Even though the Bible often mentions oxen (1 Corinthians 9:9), the Bible is predominantly concerned with the development of information technology — and in Biblical times that covered everything from the development of nouns and names (Genesis 2:19-20), to script, paper and the systematic postal service — and the effects of information technology on the human mind (see our article on YHWH). Since seeds of grain may either represent words (what a human consciousness is made of; Matthew 13:3) or a whole human self (that has to die to bear fruit; John 12:24), the false-wheats not merely represent false dogma but also (or more so), inefficiencies in data storage and retrieval.
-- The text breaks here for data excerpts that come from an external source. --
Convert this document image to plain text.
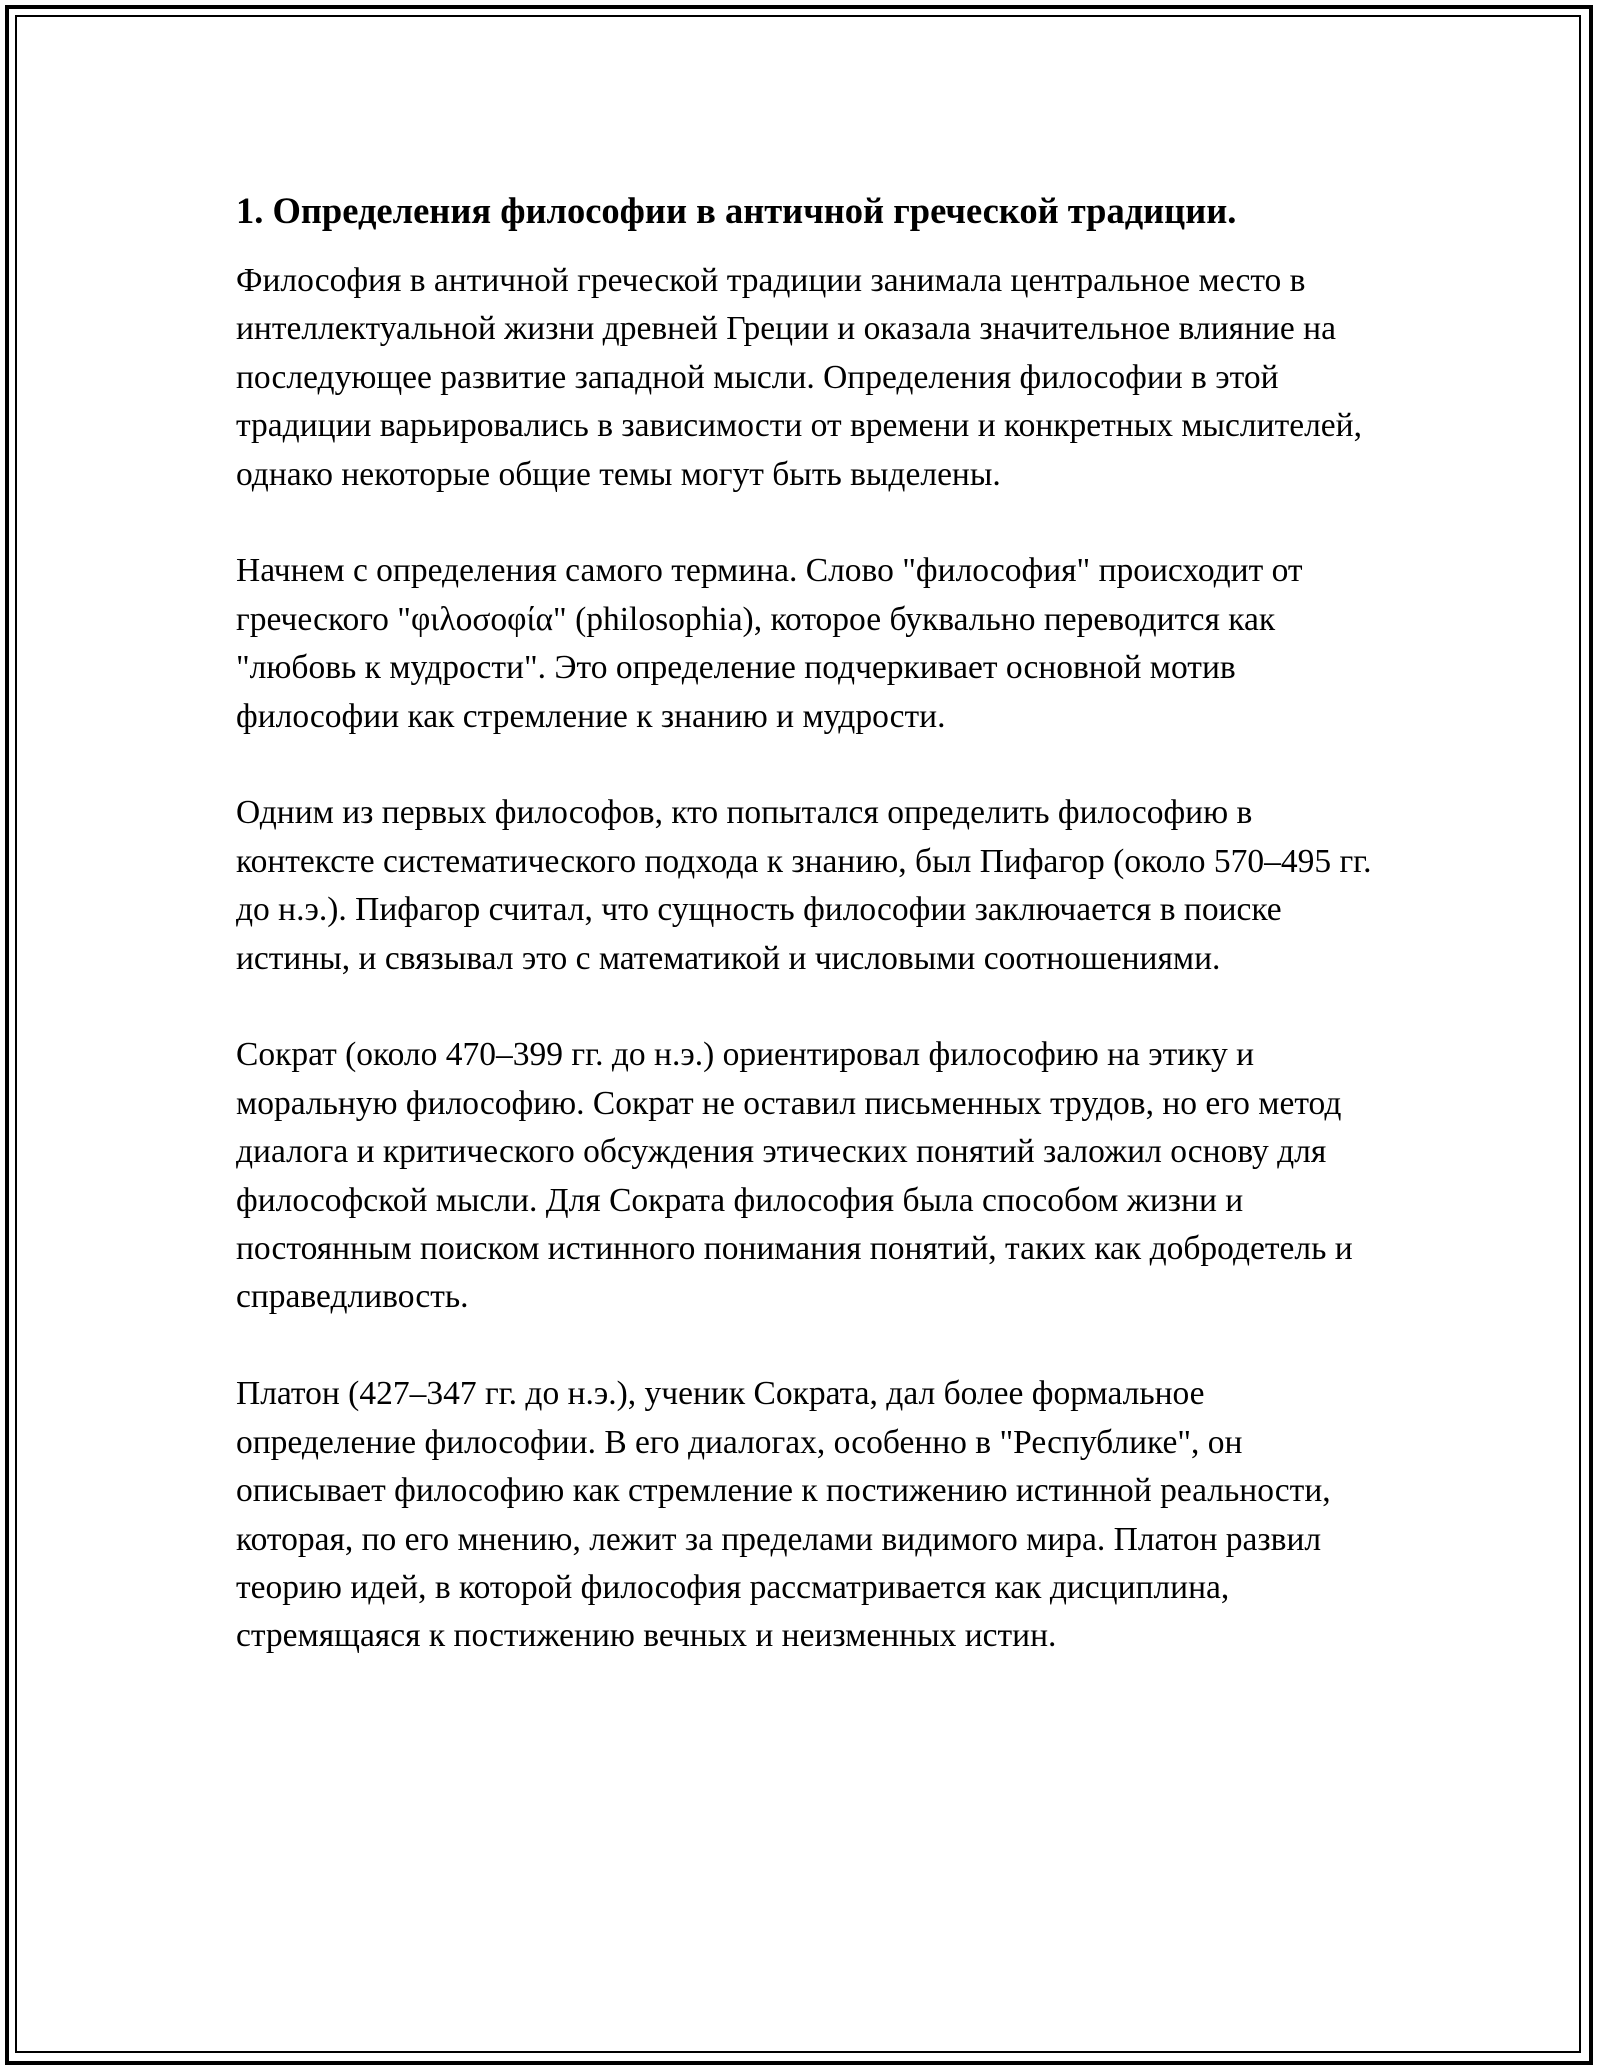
1. Определения философии в античной греческой традиции.

Философия в античной греческой традиции занимала центральное место в интеллектуальной жизни древней Греции и оказала значительное влияние на последующее развитие западной мысли. Определения философии в этой традиции варьировались в зависимости от времени и конкретных мыслителей, однако некоторые общие темы могут быть выделены.

Начнем с определения самого термина. Слово "философия" происходит от греческого "φιλοσοφία" (philosophia), которое буквально переводится как "любовь к мудрости". Это определение подчеркивает основной мотив философии как стремление к знанию и мудрости.

Одним из первых философов, кто попытался определить философию в контексте систематического подхода к знанию, был Пифагор (около 570–495 гг. до н.э.). Пифагор считал, что сущность философии заключается в поиске истины, и связывал это с математикой и числовыми соотношениями.

Сократ (около 470–399 гг. до н.э.) ориентировал философию на этику и моральную философию. Сократ не оставил письменных трудов, но его метод диалога и критического обсуждения этических понятий заложил основу для философской мысли. Для Сократа философия была способом жизни и постоянным поиском истинного понимания понятий, таких как добродетель и справедливость.

Платон (427–347 гг. до н.э.), ученик Сократа, дал более формальное определение философии. В его диалогах, особенно в "Республике", он описывает философию как стремление к постижению истинной реальности, которая, по его мнению, лежит за пределами видимого мира. Платон развил теорию идей, в которой философия рассматривается как дисциплина, стремящаяся к постижению вечных и неизменных истин.
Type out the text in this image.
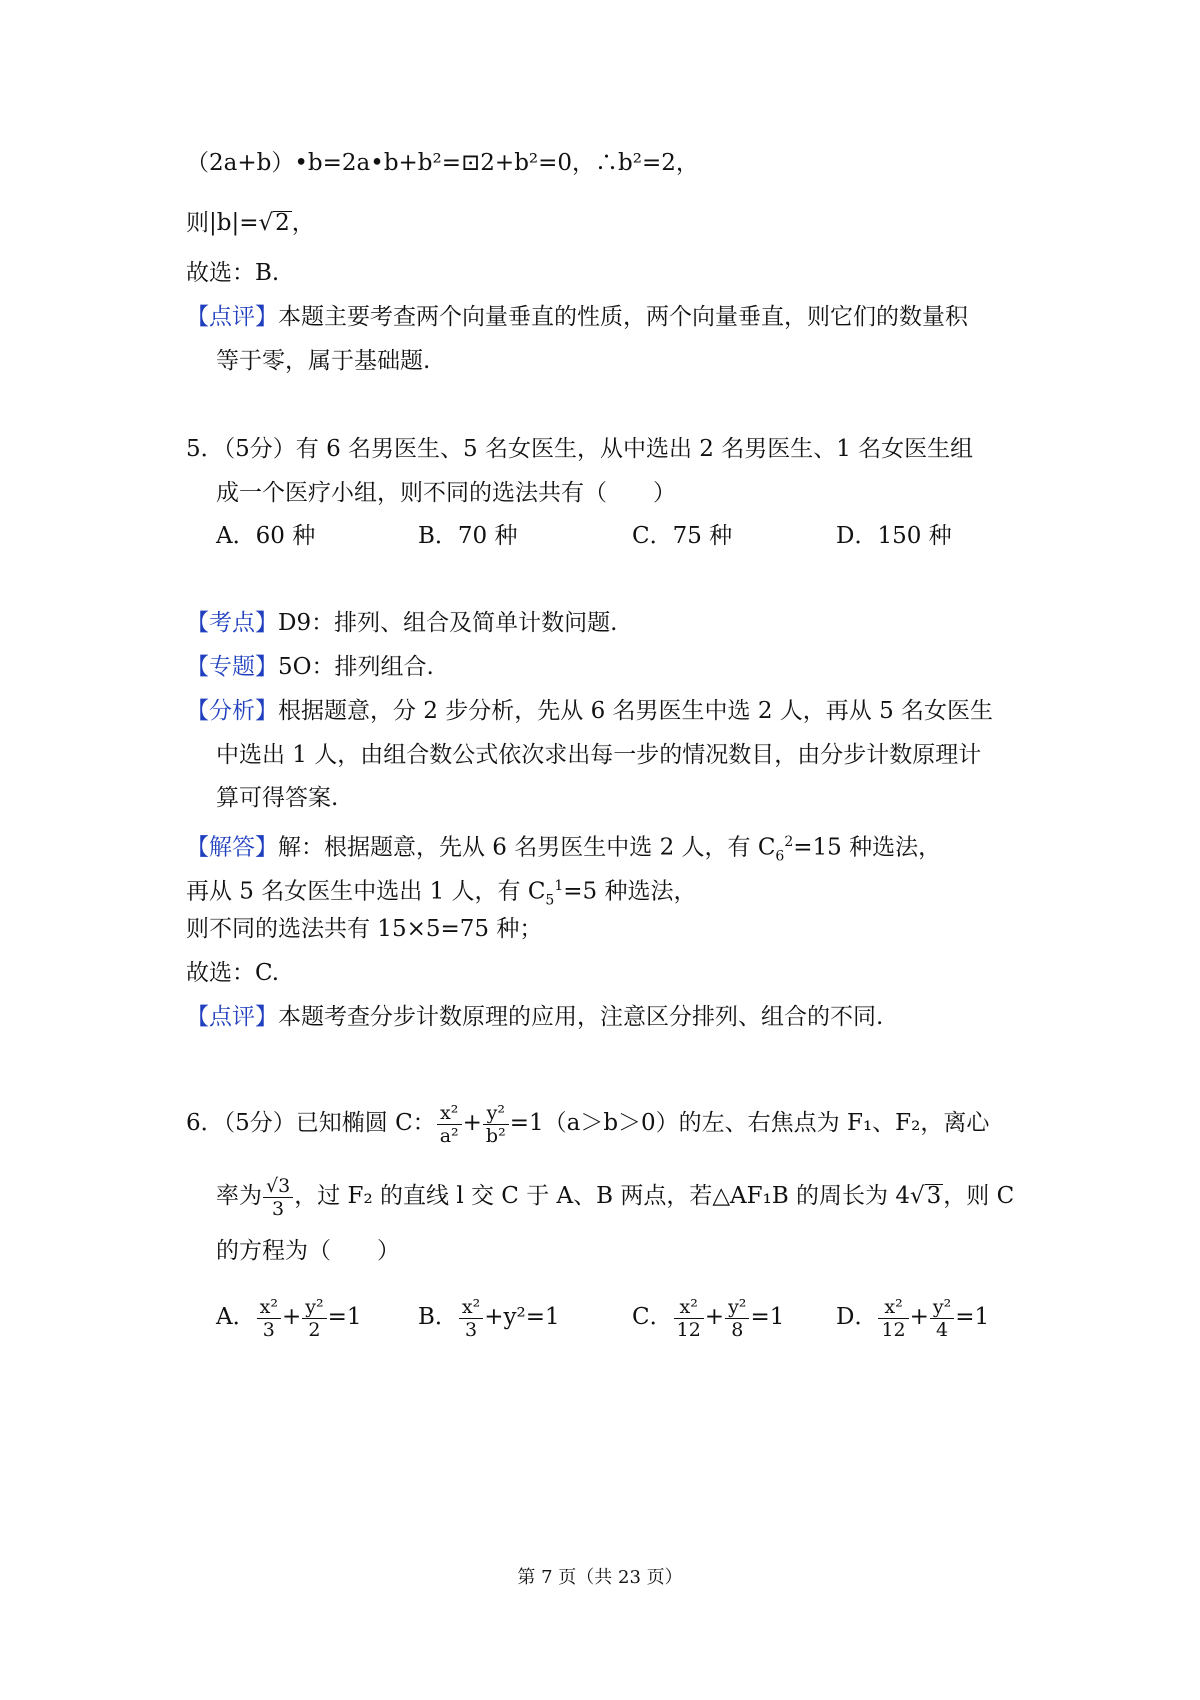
（2a+b）•b=2a•b+b²=⊡2+b²=0，∴b²=2，
则|b|=√2，
故选：B.
【点评】本题主要考查两个向量垂直的性质，两个向量垂直，则它们的数量积
等于零，属于基础题.
5．（5分）有 6 名男医生、5 名女医生，从中选出 2 名男医生、1 名女医生组
成一个医疗小组，则不同的选法共有（　　）
A．60 种	B．70 种	C．75 种	D．150 种
【考点】D9：排列、组合及简单计数问题.
【专题】5O：排列组合.
【分析】根据题意，分 2 步分析，先从 6 名男医生中选 2 人，再从 5 名女医生
中选出 1 人，由组合数公式依次求出每一步的情况数目，由分步计数原理计
算可得答案.
【解答】解：根据题意，先从 6 名男医生中选 2 人，有 $C_6^2=15$ 种选法，
再从 5 名女医生中选出 1 人，有 $C_5^1=5$ 种选法，
则不同的选法共有 15×5=75 种；
故选：C.
【点评】本题考查分步计数原理的应用，注意区分排列、组合的不同.
6．（5分）已知椭圆 C： $\frac{\text{x²}}{\text{a²}} + \frac{\text{y²}}{\text{b²}} =1(a>b>0)$的左、右焦点为 F₁、F₂，离心
率为 $\frac{√3}{3}$ ，过 F₂ 的直线 l 交 C 于 A、B 两点，若△AF₁B 的周长为 4√3，则 C
的方程为（　　）
A． $\frac{\text{x²}}{3} + \frac{\text{y²}}{2} =1$ B． $\frac{\text{x²}}{3} +y^2=1$	C． $\frac{\text{x²}}{12} + \frac{\text{y²}}{8} =1$ D． $\frac{\text{x²}}{12} + \frac{\text{y²}}{4} =1$
第 7 页（共 23 页）
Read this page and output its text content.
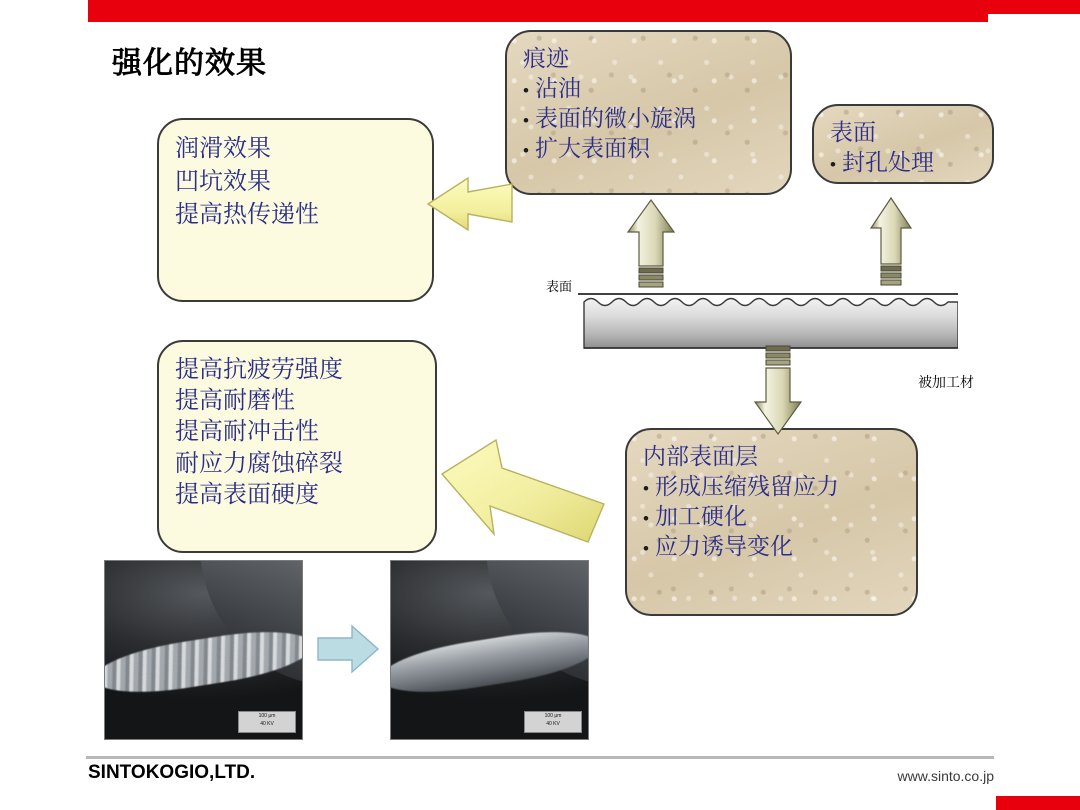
强化的效果
润滑效果
凹坑效果
提高热传递性
提高抗疲劳强度
提高耐磨性
提高耐冲击性
耐应力腐蚀碎裂
提高表面硬度
痕迹
• 沾油
• 表面的微小旋涡
• 扩大表面积
表面
• 封孔处理
内部表面层
• 形成压缩残留应力
• 加工硬化
• 应力诱导变化
表面
被加工材
100 μm
40 KV
100 μm
40 KV
SINTOKOGIO,LTD.	www.sinto.co.jp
Our noun ζιζανιον (zizanion) is nearly certainly a synthetic joke-word, like gobblygook or flapdoodle (or wonk-weed). It's equally obvious based on the Aramaic noun זונין (zonin), meaning false-wheat, which in turn is identical to the Aramaic version of the Greek noun meaning belt or girdle, namely ζωνη (zone). This noun זונין (zonin), meaning false-wheat, stems from the verb זנה (zanah), meaning to fornicate or be a harlot or a degenerate (more specifically: someone who routinely adjusts their fluidic allegiances according to their shifting interests). Our Greek word ζιζανιον (zizanion) appears to be formed from our noun זונין (zonin), wavering thing, prefixed with the noun זיז (ziz), which denotes either roving or roaming things (migrating animals, or in this case, bad seeds or else really bad ideas), or else proverbially abundant things.

All this means that our noun ζιζανιον (zizanion) literally means "abundantly roaming promiscuous things," and obviously covers all the many drifting contaminants one wants to keep out of any field that is dedicated to the harmonic Oneness of All Things — see our article on the verb αινεω (aineo), to tell about or speak of.